Food stylist and restaurant consultant Olivia Casson urges her clients to carefully consider the scale and requirements of their operations before committing to particularly pricey kitchen equipment, citing Rational combi/steamer ovens as a popular current example.
“From my experience, people often want but infrequently need them,” she says. “They are incredibly clever and take huge amounts of skill out of cooking, and if you’re doing mass production or event catering they’re essential, but many restaurant clients really just need a convection oven.
“Rationals are really at the point where you can go on your phone and preset them to roast chickens, make pasta or risotto—they even have fish and eclair settings. They’re genuinely fantastic, but it’s a bit like automatically buying a MacBook Air—unless you’re a graphic designer, you might just end up using it to send emails. Likewise, the Rational, it does all of these amazing things but if you have a certain skill level in the kitchen, you don’t require a button to cook a roast chicken. It’s like ordering the Ferrari of ovens to do the school run.”
“Combi ovens are genuinely fantastic and can do amazing things, but … if you have a certain skill level in the kitchen, you don’t require a button to cook a roast chicken. It’s like ordering the Ferrari of ovens to do the school run.”

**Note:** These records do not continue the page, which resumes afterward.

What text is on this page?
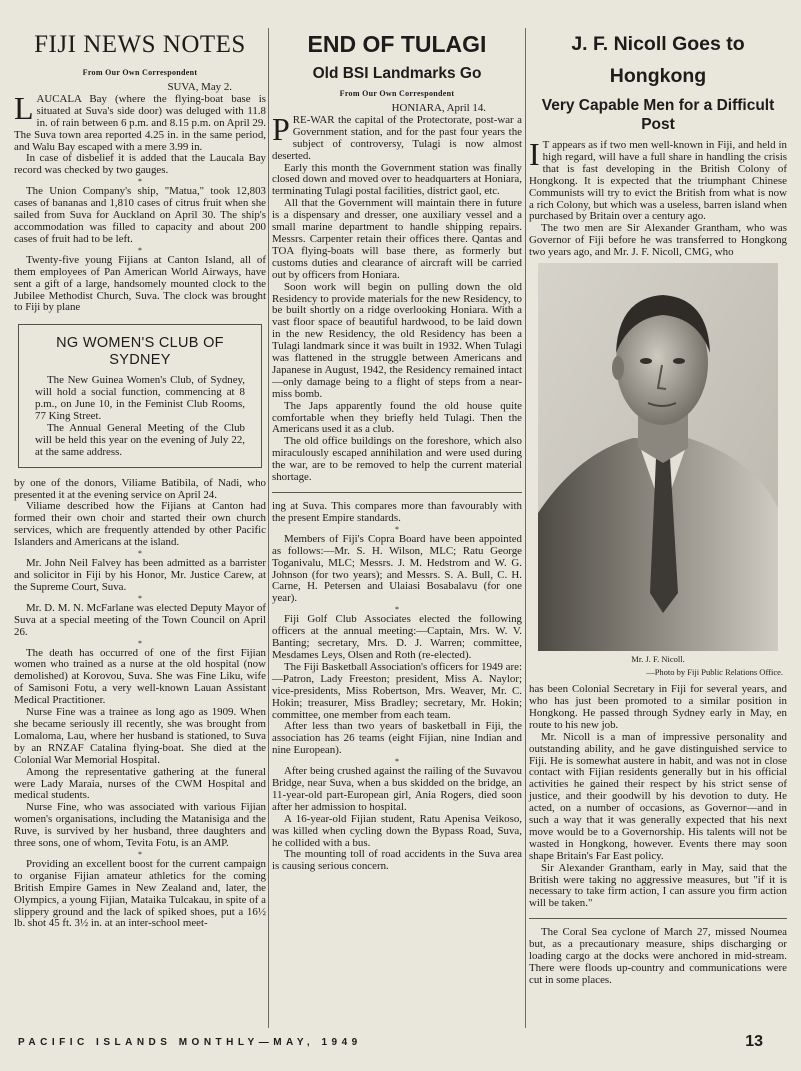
FIJI NEWS NOTES
From Our Own Correspondent
SUVA, May 2.

LAUCALA Bay (where the flying-boat base is situated at Suva's side door) was deluged with 11.8 in. of rain between 6 p.m. and 8.15 p.m. on April 29. The Suva town area reported 4.25 in. in the same period, and Walu Bay escaped with a mere 3.99 in.

In case of disbelief it is added that the Laucala Bay record was checked by two gauges.

*

The Union Company's ship, "Matua," took 12,803 cases of bananas and 1,810 cases of citrus fruit when she sailed from Suva for Auckland on April 30. The ship's accommodation was filled to capacity and about 200 cases of fruit had to be left.

*

Twenty-five young Fijians at Canton Island, all of them employees of Pan American World Airways, have sent a gift of a large, handsomely mounted clock to the Jubilee Methodist Church, Suva. The clock was brought to Fiji by plane

NG WOMEN'S CLUB OF
SYDNEY

The New Guinea Women's Club, of Sydney, will hold a social function, commencing at 8 p.m., on June 10, in the Feminist Club Rooms, 77 King Street.

The Annual General Meeting of the Club will be held this year on the evening of July 22, at the same address.

by one of the donors, Viliame Batibila, of Nadi, who presented it at the evening service on April 24.

Viliame described how the Fijians at Canton had formed their own choir and started their own church services, which are frequently attended by other Pacific Islanders and Americans at the island.

*

Mr. John Neil Falvey has been admitted as a barrister and solicitor in Fiji by his Honor, Mr. Justice Carew, at the Supreme Court, Suva.

*

Mr. D. M. N. McFarlane was elected Deputy Mayor of Suva at a special meeting of the Town Council on April 26.

*

The death has occurred of one of the first Fijian women who trained as a nurse at the old hospital (now demolished) at Korovou, Suva. She was Fine Liku, wife of Samisoni Fotu, a very well-known Lauan Assistant Medical Practitioner.

Nurse Fine was a trainee as long ago as 1909. When she became seriously ill recently, she was brought from Lomaloma, Lau, where her husband is stationed, to Suva by an RNZAF Catalina flying-boat. She died at the Colonial War Memorial Hospital.

Among the representative gathering at the funeral were Lady Maraia, nurses of the CWM Hospital and medical students.

Nurse Fine, who was associated with various Fijian women's organisations, including the Matanisiga and the Ruve, is survived by her husband, three daughters and three sons, one of whom, Tevita Fotu, is an AMP.

*

Providing an excellent boost for the current campaign to organise Fijian amateur athletics for the coming British Empire Games in New Zealand and, later, the Olympics, a young Fijian, Mataika Tulcakau, in spite of a slippery ground and the lack of spiked shoes, put a 16½ lb. shot 45 ft. 3½ in. at an inter-school meet-

END OF TULAGI
Old BSI Landmarks Go
From Our Own Correspondent
HONIARA, April 14.

PRE-WAR the capital of the Protectorate, post-war a Government station, and for the past four years the subject of controversy, Tulagi is now almost deserted.

Early this month the Government station was finally closed down and moved over to headquarters at Honiara, terminating Tulagi postal facilities, district gaol, etc.

All that the Government will maintain there in future is a dispensary and dresser, one auxiliary vessel and a small marine department to handle shipping repairs. Messrs. Carpenter retain their offices there. Qantas and TOA flying-boats will base there, as formerly but customs duties and clearance of aircraft will be carried out by officers from Honiara.

Soon work will begin on pulling down the old Residency to provide materials for the new Residency, to be built shortly on a ridge overlooking Honiara. With a vast floor space of beautiful hardwood, to be laid down in the new Residency, the old Residency has been a Tulagi landmark since it was built in 1932. When Tulagi was flattened in the struggle between Americans and Japanese in August, 1942, the Residency remained intact—only damage being to a flight of steps from a near-miss bomb.

The Japs apparently found the old house quite comfortable when they briefly held Tulagi. Then the Americans used it as a club.

The old office buildings on the foreshore, which also miraculously escaped annihilation and were used during the war, are to be removed to help the current material shortage.

ing at Suva. This compares more than favourably with the present Empire standards.

*

Members of Fiji's Copra Board have been appointed as follows:—Mr. S. H. Wilson, MLC; Ratu George Toganivalu, MLC; Messrs. J. M. Hedstrom and W. G. Johnson (for two years); and Messrs. S. A. Bull, C. H. Carne, H. Petersen and Ulaiasi Bosabalavu (for one year).

*

Fiji Golf Club Associates elected the following officers at the annual meeting:—Captain, Mrs. W. V. Banting; secretary, Mrs. D. J. Warren; committee, Mesdames Leys, Olsen and Roth (re-elected).

The Fiji Basketball Association's officers for 1949 are:—Patron, Lady Freeston; president, Miss A. Naylor; vice-presidents, Miss Robertson, Mrs. Weaver, Mr. C. Hokin; treasurer, Miss Bradley; secretary, Mr. Hokin; committee, one member from each team.

After less than two years of basketball in Fiji, the association has 26 teams (eight Fijian, nine Indian and nine European).

*

After being crushed against the railing of the Suvavou Bridge, near Suva, when a bus skidded on the bridge, an 11-year-old part-European girl, Ania Rogers, died soon after her admission to hospital.

A 16-year-old Fijian student, Ratu Apenisa Veikoso, was killed when cycling down the Bypass Road, Suva, he collided with a bus.

The mounting toll of road accidents in the Suva area is causing serious concern.

J. F. Nicoll Goes to Hongkong
Very Capable Men for a Difficult Post

I T appears as if two men well-known in Fiji, and held in high regard, will have a full share in handling the crisis that is fast developing in the British Colony of Hongkong. It is expected that the triumphant Chinese Communists will try to evict the British from what is now a rich Colony, but which was a useless, barren island when purchased by Britain over a century ago.

The two men are Sir Alexander Grantham, who was Governor of Fiji before he was transferred to Hongkong two years ago, and Mr. J. F. Nicoll, CMG, who

Mr. J. F. Nicoll.
—Photo by Fiji Public Relations Office.

has been Colonial Secretary in Fiji for several years, and who has just been promoted to a similar position in Hongkong. He passed through Sydney early in May, en route to his new job.

Mr. Nicoll is a man of impressive personality and outstanding ability, and he gave distinguished service to Fiji. He is somewhat austere in habit, and was not in close contact with Fijian residents generally but in his official activities he gained their respect by his strict sense of justice, and their goodwill by his devotion to duty. He acted, on a number of occasions, as Governor—and in such a way that it was generally expected that his next move would be to a Governorship. His talents will not be wasted in Hongkong, however. Events there may soon shape Britain's Far East policy.

Sir Alexander Grantham, early in May, said that the British were taking no aggressive measures, but "if it is necessary to take firm action, I can assure you firm action will be taken."

The Coral Sea cyclone of March 27, missed Noumea but, as a precautionary measure, ships discharging or loading cargo at the docks were anchored in mid-stream. There were floods up-country and communications were cut in some places.

PACIFIC ISLANDS MONTHLY—MAY, 1949	13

Olivia Casson, freelance chef, food stylist and restaurant consultant
Carlos Swinton-Lee, principal consultant at Bar & Restaurant Consultants, agrees that they have a time and place. In particular, the combi oven can be a blessing for fast and casual dining and franchise operations.
“You can use a top-of-the-range combi oven to monitor your hazard analysis control checks and the programs can be transferred from one piece of equipment to another, which means that franchises open with the same consistency across their product in terms of quality,” he says.
It might radically reduce costs
The flip side of the equation is that while the equipment might be expensive, its return might come in the form of a reduction in labour costs and wastage.
Tight profit margins mean commercial kitchens operate with fewer staff now, so equipment that enables lesser skilled staff to be productive and efficient in the kitchen (like a combi oven) becomes essential.
This should be factored into your equations, says Swinton-Lee. “We’re struggling in Australia at the moment to fill the skill gap between average cooks and great chefs and there’s not a lot in between,” he says. “These pieces of equipment help to reduce that gap.”
Swinton-Lee also points out that some newer kitchen and cafe technologies are creating demonstrable savings by eliminating waste, citing chilled-milk dispensing systems as a good example.
“We’re struggling in Australia at the moment to fill the skill gap between average cooks and great chefs … These pieces of equipment can really help to reduce that skills gap.”
Carlos Swinton-Lee, principal consultant, Bar & Restaurant Consultants
“There’s a sensor in each tap which detects the size of the jug being used and dispenses the appropriate pre-set dose of milk, so if you put a medium-sized jug under it, it knows that you’ll be making two coffees and dispenses just the right amount of milk, meaning that you don’t get wastage and you’re not going back to the fridge all the time and opening milk,” he says.
“It drives a much higher profit margin. We estimate that around 20 per cent of milk is wasted across a day in most cafes and restaurants, so that’s a big reduction in wastage.”
If you are going for a premium product, spend wisely
Casson reminds her clients of the old adage that you get what you pay for. For instance, she says there is a practical case for induction cook tops in certain circumstances. No-one will do their best work in a stinking hot kitchen in the height of summer.
However, Casson has seen people bitten by purchasing a cheaper product.
“It’s a huge investment, but in most cases, if you’re not buying the best stuff it can lead to problems. I’ve seen this happen recently, where someone has been sold something that has caused problems with service in the restaurant and never really worked. A year on they’re still having someone come in and fix it every week.”